Alwaght- A scientific study revealed that the first coronavirus infections in Italy date back to January, shedding new light on the origins of the outbreak in one of the world's worst-affected countries.
Italy began testing people after diagnosing its first local patient on February 21 in Codogno, a small town in the wealthy Lombardy region.
Cases and deaths immediately surged, with scientists soon suspecting that the virus had been around, unnoticed, for weeks.
Stefano Merler, of the Bruno Kessler Foundation, told a news conference with Italy's top health authorities that his institute had looked at the first known cases and drawn clear conclusions from the subsequent pace of contagion.
"We realized that there were a lot of infected people in Lombardy well before February 20, which means the epidemic had started much earlier," he said.
"In January for sure, but maybe even before. We'll never know," he said, adding that he believed the immediate surge in cases suggested the virus was probably brought to Italy by a group of people rather than a single individual.
A separate study based on a sample of cases registered in April said 44.1 percent of infections occurred in nursing homes and another 24.7 percent spread within families.

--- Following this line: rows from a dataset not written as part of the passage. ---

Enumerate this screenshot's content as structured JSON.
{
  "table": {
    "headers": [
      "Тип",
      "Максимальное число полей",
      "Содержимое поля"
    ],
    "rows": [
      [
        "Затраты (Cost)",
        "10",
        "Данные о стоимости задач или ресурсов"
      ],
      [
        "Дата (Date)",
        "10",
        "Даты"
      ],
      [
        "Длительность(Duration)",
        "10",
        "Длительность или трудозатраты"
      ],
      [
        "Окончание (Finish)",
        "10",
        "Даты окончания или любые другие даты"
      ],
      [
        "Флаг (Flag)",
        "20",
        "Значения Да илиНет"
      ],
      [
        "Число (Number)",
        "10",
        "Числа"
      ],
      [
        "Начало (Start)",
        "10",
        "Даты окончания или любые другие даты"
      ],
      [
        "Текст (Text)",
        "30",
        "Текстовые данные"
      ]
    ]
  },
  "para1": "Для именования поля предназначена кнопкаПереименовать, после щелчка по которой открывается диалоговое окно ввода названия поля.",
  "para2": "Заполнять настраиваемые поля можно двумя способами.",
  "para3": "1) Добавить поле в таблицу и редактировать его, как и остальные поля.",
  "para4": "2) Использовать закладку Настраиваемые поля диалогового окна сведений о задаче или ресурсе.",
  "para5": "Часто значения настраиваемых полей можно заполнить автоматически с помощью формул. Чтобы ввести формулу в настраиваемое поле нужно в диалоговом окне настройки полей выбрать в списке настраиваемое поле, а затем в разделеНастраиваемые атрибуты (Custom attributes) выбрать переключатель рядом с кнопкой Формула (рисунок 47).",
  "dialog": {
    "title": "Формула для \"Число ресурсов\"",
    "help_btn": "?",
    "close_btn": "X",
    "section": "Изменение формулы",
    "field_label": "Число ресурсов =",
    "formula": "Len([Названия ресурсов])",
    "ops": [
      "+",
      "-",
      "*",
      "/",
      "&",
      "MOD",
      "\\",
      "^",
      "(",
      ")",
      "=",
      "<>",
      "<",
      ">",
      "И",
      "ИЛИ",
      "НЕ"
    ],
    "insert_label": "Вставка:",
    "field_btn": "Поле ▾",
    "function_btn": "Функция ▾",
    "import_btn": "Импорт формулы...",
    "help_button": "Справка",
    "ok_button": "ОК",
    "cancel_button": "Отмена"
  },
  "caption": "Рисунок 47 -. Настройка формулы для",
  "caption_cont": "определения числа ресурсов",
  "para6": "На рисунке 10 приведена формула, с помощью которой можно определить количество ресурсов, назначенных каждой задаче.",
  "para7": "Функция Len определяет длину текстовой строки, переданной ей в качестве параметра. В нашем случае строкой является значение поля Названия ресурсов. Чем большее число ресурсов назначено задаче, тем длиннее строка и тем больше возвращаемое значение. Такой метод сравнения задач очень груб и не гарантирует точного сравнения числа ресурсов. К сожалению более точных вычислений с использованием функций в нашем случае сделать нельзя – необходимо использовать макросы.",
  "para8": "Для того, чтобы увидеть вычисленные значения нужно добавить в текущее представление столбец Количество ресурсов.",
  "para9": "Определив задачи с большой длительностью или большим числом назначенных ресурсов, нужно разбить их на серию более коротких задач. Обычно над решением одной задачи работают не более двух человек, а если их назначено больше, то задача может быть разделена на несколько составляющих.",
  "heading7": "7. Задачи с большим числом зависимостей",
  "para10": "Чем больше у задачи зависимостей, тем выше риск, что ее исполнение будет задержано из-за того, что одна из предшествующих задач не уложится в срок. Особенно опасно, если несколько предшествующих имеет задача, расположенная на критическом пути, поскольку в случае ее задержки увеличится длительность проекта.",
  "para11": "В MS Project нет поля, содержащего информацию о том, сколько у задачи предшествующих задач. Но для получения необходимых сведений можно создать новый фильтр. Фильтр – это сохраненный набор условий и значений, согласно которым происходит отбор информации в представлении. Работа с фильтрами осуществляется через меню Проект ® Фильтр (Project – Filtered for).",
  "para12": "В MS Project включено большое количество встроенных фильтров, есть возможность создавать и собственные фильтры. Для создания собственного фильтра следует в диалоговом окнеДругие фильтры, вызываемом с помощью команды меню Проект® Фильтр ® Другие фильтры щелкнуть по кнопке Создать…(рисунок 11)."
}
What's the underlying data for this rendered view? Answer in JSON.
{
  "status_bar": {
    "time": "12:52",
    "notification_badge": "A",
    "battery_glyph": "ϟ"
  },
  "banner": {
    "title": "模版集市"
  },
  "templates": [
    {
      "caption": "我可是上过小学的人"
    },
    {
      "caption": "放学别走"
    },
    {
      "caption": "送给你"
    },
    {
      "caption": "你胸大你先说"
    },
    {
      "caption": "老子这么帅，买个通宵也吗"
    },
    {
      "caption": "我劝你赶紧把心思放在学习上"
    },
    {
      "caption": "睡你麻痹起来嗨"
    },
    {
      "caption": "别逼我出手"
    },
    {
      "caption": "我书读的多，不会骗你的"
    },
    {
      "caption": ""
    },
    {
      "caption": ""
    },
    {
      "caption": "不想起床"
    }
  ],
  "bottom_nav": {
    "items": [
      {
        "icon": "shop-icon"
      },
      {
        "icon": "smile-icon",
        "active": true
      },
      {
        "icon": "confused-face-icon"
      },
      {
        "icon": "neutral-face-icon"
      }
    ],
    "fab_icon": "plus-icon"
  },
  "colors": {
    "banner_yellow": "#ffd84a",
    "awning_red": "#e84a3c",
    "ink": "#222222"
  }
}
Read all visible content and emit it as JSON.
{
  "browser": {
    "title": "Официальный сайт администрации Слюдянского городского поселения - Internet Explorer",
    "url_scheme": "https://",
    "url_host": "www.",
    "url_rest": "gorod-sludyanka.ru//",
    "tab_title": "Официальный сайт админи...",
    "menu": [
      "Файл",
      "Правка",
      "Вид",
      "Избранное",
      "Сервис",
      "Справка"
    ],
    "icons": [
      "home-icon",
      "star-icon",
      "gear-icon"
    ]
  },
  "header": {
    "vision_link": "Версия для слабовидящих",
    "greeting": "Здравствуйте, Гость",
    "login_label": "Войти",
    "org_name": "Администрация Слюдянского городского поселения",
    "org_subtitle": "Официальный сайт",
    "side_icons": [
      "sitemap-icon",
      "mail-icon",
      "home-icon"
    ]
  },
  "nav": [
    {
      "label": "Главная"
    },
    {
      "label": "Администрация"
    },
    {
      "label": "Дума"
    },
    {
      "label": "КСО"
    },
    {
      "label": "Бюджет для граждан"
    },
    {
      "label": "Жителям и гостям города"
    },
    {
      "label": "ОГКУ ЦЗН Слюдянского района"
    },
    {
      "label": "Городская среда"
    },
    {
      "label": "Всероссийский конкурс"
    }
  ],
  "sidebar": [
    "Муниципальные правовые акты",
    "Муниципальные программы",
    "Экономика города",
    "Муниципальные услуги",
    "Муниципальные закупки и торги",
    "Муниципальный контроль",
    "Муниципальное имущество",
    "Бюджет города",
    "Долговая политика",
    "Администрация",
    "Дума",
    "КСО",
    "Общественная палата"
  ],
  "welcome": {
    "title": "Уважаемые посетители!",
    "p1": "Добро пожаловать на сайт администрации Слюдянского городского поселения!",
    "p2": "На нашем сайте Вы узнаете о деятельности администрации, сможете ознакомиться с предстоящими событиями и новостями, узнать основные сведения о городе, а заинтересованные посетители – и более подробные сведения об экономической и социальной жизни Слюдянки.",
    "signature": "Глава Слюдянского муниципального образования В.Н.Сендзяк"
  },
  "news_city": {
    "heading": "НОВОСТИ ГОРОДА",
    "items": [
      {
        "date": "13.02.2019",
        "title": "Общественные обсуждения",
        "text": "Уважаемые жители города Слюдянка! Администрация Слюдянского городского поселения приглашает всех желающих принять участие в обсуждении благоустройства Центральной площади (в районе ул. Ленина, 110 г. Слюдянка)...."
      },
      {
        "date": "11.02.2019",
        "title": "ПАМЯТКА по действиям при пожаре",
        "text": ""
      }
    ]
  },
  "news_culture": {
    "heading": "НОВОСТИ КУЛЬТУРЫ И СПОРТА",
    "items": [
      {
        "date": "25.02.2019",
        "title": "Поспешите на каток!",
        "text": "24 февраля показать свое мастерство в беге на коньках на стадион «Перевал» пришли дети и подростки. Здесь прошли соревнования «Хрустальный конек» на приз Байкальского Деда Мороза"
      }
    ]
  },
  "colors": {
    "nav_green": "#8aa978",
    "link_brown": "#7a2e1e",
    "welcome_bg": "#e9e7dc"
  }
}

A further 10.8 percent of people caught the virus at hospital and 4.2 percent in the workplace.
Research in Spain, which has the most confirmed coronavirus-linked cases in Europe - above 200,000, and the third-highest death toll worldwide after the US and Italy - also suggested the virus was present in that country long before health officials had realized, at least a month before Madrid imposed a lockdown on the country in mid-March.